Piccadilly Incident | |
---|---|
Directed by | Herbert Wilcox |
Produced by | Herbert Wilcox |
Written by | Nicholas Phipps |
Based on | an original story by Florence Tranter |
Starring |
Anna Neagle Michael Wilding |
Music by | Anthony Collins |
Cinematography | Max Greene |
Edited by | Flora Newton |
Production
company |
|
Distributed by | Pathé Pictures Ltd (UK) |
Release date
|
30 September 1946 (UK) |
Running time
|
103 minutes |
Country | United Kingdom |
Language | English |
Box office | £258,057 (UK) |
Piccadilly Incident is a 1946 British drama film directed by Herbert Wilcox and starring Anna Neagle, Michael Wilding, Coral Browne, Edward Rigby and Leslie Dwyer. Wilcox teamed his wife Anna Neagle with Michael Wilding for the first time, establishing them as top box-office stars in five more films, ending with The Lady with a Lamp in 1951. Wilding was third choice for leading man after Rex Harrison and John Mills.
A married woman is believed dead in a shipwreck, but returns home with the Second World War at its height to find her husband remarried.
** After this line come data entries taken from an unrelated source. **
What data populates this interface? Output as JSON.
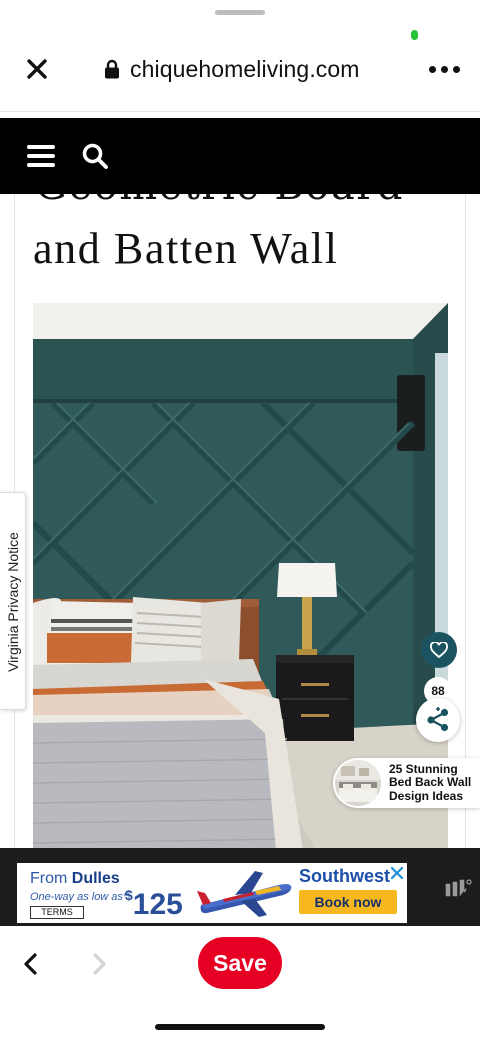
{
  "browser": {
    "url": "chiquehomeliving.com",
    "icons": {
      "close": "close-icon",
      "lock": "lock-icon",
      "more": "more-horizontal-icon"
    }
  },
  "site_nav": {
    "icons": {
      "menu": "hamburger-menu-icon",
      "search": "search-icon"
    }
  },
  "article": {
    "title_partial": "Geometric Board",
    "title_line": "and Batten Wall",
    "hero_image": "dark teal geometric board and batten bedroom wall with bed and nightstand lamp"
  },
  "side_tab": {
    "label": "Virginia Privacy Notice"
  },
  "share_widget": {
    "count": "88",
    "colors": {
      "heart_bg": "#1b5460"
    },
    "icons": {
      "heart": "heart-icon",
      "share": "share-icon"
    }
  },
  "recommendation": {
    "line1": "25 Stunning",
    "line2": "Bed Back Wall",
    "line3": "Design Ideas"
  },
  "ad": {
    "from": "From ",
    "city": "Dulles",
    "oneway": "One-way as low as*",
    "terms": "TERMS",
    "currency": "$",
    "price": "125",
    "brand": "Southwest",
    "cta": "Book now",
    "colors": {
      "brand": "#1c4fa7",
      "cta": "#f7b81f"
    }
  },
  "bottom_bar": {
    "save_label": "Save",
    "colors": {
      "save": "#e60023"
    },
    "icons": {
      "back": "chevron-left-icon",
      "forward": "chevron-right-icon"
    }
  }
}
Piccadilly Incident was the second most popular film at the British box office in 1946, after The Wicked Lady.
It was voted the best British film of 1946 at Britain's National Film Awards. Neagle's performance meant she was voted Best Actress of the year by the readers of Picturegoer magazine.
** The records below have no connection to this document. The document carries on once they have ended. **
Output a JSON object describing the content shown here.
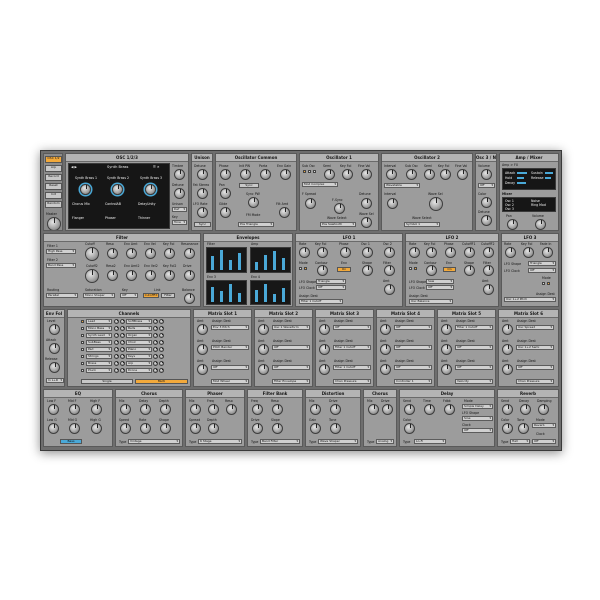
{
  "plugin": {
    "accent_color": "#f2a93b",
    "display_color": "#4aa9d8",
    "sidebar": {
      "buttons": [
        "OSC 1/2",
        "Arp",
        "Record",
        "Reset",
        "Init",
        "Random",
        "Master"
      ]
    },
    "osc": {
      "title": "OSC 1/2/3",
      "preset_name": "Synth Brass",
      "display_slots": [
        {
          "title": "Synth Brass 1",
          "sub1": "Chorus Mix",
          "sub2": "Flanger"
        },
        {
          "title": "Synth Brass 2",
          "sub1": "ControlAB",
          "sub2": "Phaser"
        },
        {
          "title": "Synth Brass 3",
          "sub1": "DelayUnity",
          "sub2": "Thinner"
        }
      ],
      "knob_labels": [
        "Timbre",
        "Detune",
        "Unison",
        "Key"
      ],
      "knob_values": [
        "0.00",
        "Def",
        "Tone"
      ]
    },
    "unison": {
      "title": "Unison",
      "labels": [
        "Detune",
        "Fat Stereo",
        "LFO Rate",
        "Sync"
      ]
    },
    "osc_common": {
      "title": "Oscillator Common",
      "labels": [
        "Phase",
        "Init PW",
        "Porta",
        "Env Gain",
        "Pan",
        "Glide",
        "Env Fil",
        "Sync PW",
        "FM Mode",
        "Filt Amt"
      ],
      "buttons": [
        "Sync",
        "Pos Triangle"
      ]
    },
    "osc1": {
      "title": "Oscillator 1",
      "labels": [
        "Sub Osc",
        "Semi",
        "Key Fol",
        "Fine Vol",
        "F Spread",
        "F-Sync",
        "Detune",
        "Wave Select",
        "Wave Sel"
      ],
      "buttons": [
        "Saw",
        "Tri",
        "Puls",
        "Mod Complex",
        "Pos Sawtooth"
      ]
    },
    "osc2": {
      "title": "Oscillator 2",
      "labels": [
        "Interval",
        "Sub Osc",
        "Semi",
        "Key Fol",
        "Fine Vol",
        "Wave Sel",
        "Wave Select"
      ],
      "buttons": [
        "Wavetable",
        "Symbol 1"
      ]
    },
    "osc3": {
      "title": "Osc 3 / N",
      "labels": [
        "Volume",
        "Noise",
        "Color",
        "Detune"
      ],
      "buttons": [
        "Off"
      ]
    },
    "amp": {
      "title": "Amp / Mixer",
      "labels": [
        "Amp > FX",
        "Attack",
        "Hold",
        "Decay",
        "Sustain",
        "Release",
        "Mixer",
        "Osc 1",
        "Osc 2",
        "Osc 3",
        "Noise",
        "Ring Mod",
        "Pan",
        "Volume"
      ]
    },
    "filter": {
      "title": "Filter",
      "labels": [
        "Filter 1",
        "Filter 2",
        "Cutoff",
        "Reso",
        "Env Amt",
        "Env Vel",
        "Key Fol",
        "Resonance",
        "Drive",
        "Cutoff2",
        "Reso2",
        "Env Amt2",
        "Env Vel2",
        "Key Fol2",
        "Routing",
        "Saturation",
        "Key",
        "Link",
        "Balance",
        "Cutoff Link"
      ],
      "dropdowns": [
        "High Pass",
        "Band Pass",
        "Parallel",
        "Mono Shaper",
        "Off"
      ],
      "buttons": [
        "CutoffFX",
        "Filter"
      ]
    },
    "envelopes": {
      "title": "Envelopes",
      "labels": [
        "Filter",
        "Amp",
        "Env 3",
        "Env 4",
        "Attack",
        "Decay",
        "Sustain",
        "Release"
      ]
    },
    "lfo1": {
      "title": "LFO 1",
      "labels": [
        "Rate",
        "Key Fol",
        "Phase",
        "Osc 1",
        "Osc 2",
        "Mode",
        "Contour",
        "Env",
        "Shape",
        "Filter",
        "Amt",
        "Assign Dest",
        "LFO Shape",
        "LFO Clock"
      ],
      "dropdowns": [
        "Triangle",
        "Off",
        "Filter 1 Cutoff",
        "Off"
      ],
      "buttons": [
        "On"
      ]
    },
    "lfo2": {
      "title": "LFO 2",
      "labels": [
        "Rate",
        "Key Fol",
        "Phase",
        "CutoffF1",
        "CutoffF2",
        "Mode",
        "Contour",
        "Env",
        "Shape",
        "Filter",
        "Amt",
        "LFO Shape",
        "LFO Clock",
        "Assign Dest"
      ],
      "dropdowns": [
        "Saw",
        "Off",
        "Osc Balance"
      ],
      "buttons": [
        "On"
      ]
    },
    "lfo3": {
      "title": "LFO 3",
      "labels": [
        "Rate",
        "Key Fol",
        "Fade In",
        "LFO Shape",
        "LFO Clock",
        "Mode",
        "Assign Dest"
      ],
      "dropdowns": [
        "Triangle",
        "Off",
        "Osc 1+2 Pitch"
      ]
    },
    "arp": {
      "title": "Env Fol",
      "labels": [
        "Level",
        "Attack",
        "Release",
        "Contour"
      ],
      "dropdowns": [
        "In L+R"
      ]
    },
    "channels": {
      "title": "Channels",
      "labels": [
        "Single",
        "Multi"
      ],
      "rows": [
        "Lead",
        "Mono Bass",
        "Synth Lead",
        "SubBass",
        "Pad",
        "Strings",
        "Brass",
        "Pluck"
      ],
      "rows_b": [
        "SoftBrass",
        "Bells",
        "Organ",
        "Choir",
        "Piano",
        "Keys",
        "Arp",
        "Drone"
      ]
    },
    "matrix": [
      {
        "title": "Matrix Slot 1",
        "labels": [
          "Assign Dest",
          "Amt",
          "Assign Dest",
          "Amt",
          "Assign Dest"
        ],
        "sources": [
          "Env 3 Pitch",
          "Pitch Bender",
          "Off",
          "Mod Wheel"
        ]
      },
      {
        "title": "Matrix Slot 2",
        "labels": [
          "Assign Dest",
          "Amt",
          "Assign Dest",
          "Amt"
        ],
        "sources": [
          "Osc 1 Waveform",
          "Off",
          "Off",
          "Filter Envelope"
        ]
      },
      {
        "title": "Matrix Slot 3",
        "labels": [
          "Assign Dest",
          "Amt",
          "Assign Dest",
          "Amt"
        ],
        "sources": [
          "Off",
          "Filter 1 Cutoff",
          "Filter 1 Cutoff",
          "Chan Pressure"
        ]
      },
      {
        "title": "Matrix Slot 4",
        "labels": [
          "Assign Dest",
          "Amt",
          "Assign Dest",
          "Amt"
        ],
        "sources": [
          "Off",
          "Off",
          "Off",
          "Controller 1"
        ]
      },
      {
        "title": "Matrix Slot 5",
        "labels": [
          "Assign Dest",
          "Amt",
          "Assign Dest",
          "Amt"
        ],
        "sources": [
          "Filter 1 Cutoff",
          "Off",
          "Off",
          "Velocity"
        ]
      },
      {
        "title": "Matrix Slot 6",
        "labels": [
          "Assign Dest",
          "Amt",
          "Assign Dest",
          "Amt"
        ],
        "sources": [
          "Osc Spread",
          "Osc 1+2 Semi",
          "Off",
          "Chan Pressure"
        ]
      }
    ],
    "eq": {
      "title": "EQ",
      "labels": [
        "Low F",
        "Mid F",
        "High F",
        "Low G",
        "Mid G",
        "High G",
        "Mid Q"
      ],
      "buttons": [
        "Bass"
      ]
    },
    "chorus": {
      "title": "Chorus",
      "labels": [
        "Mix",
        "Delay",
        "Depth",
        "Speed",
        "Rate",
        "Shape",
        "Type"
      ],
      "dropdowns": [
        "Vintage"
      ]
    },
    "phaser": {
      "title": "Phaser",
      "labels": [
        "Mix",
        "Freq",
        "Reso",
        "Spread",
        "Depth",
        "Type"
      ],
      "dropdowns": [
        "6 Stage"
      ]
    },
    "filterbank": {
      "title": "Filter Bank",
      "labels": [
        "Freq",
        "Reso",
        "Drive",
        "Slope",
        "Type"
      ],
      "dropdowns": [
        "Band Filter"
      ]
    },
    "distortion": {
      "title": "Distortion",
      "labels": [
        "Mix",
        "Drive",
        "Gain",
        "Tone",
        "Type"
      ],
      "dropdowns": [
        "Wave Shaper"
      ]
    },
    "character": {
      "title": "Chorus",
      "labels": [
        "Mix",
        "Drive",
        "Type"
      ],
      "dropdowns": [
        "Analog"
      ]
    },
    "delay": {
      "title": "Delay",
      "labels": [
        "Send",
        "Time",
        "Fdbk",
        "Mode",
        "Color",
        "LFO Shape",
        "Clock",
        "Type"
      ],
      "dropdowns": [
        "Simple Delay",
        "Sine",
        "Off",
        "Lo-Fi"
      ]
    },
    "reverb": {
      "title": "Reverb",
      "labels": [
        "Send",
        "Decay",
        "Damping",
        "Mode",
        "Color",
        "Tone",
        "Clock",
        "Type"
      ],
      "dropdowns": [
        "Reverb",
        "Hall",
        "Off"
      ]
    }
  }
}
Though The New York Times thought the film demonstrated "the British are quite as capable as the Americans of unconvincing direction, ill-considered writing and tedious acting," critic Godfrey Winn wrote "In Piccadilly Incident is born the greatest team in British Films";Leonard Maltin wrote "good British cast gives life to oft-filmed plot";Allmovie called the film "a weeper deluxe"; and the Radio Times concluded that the film "effectively opens the tear ducts."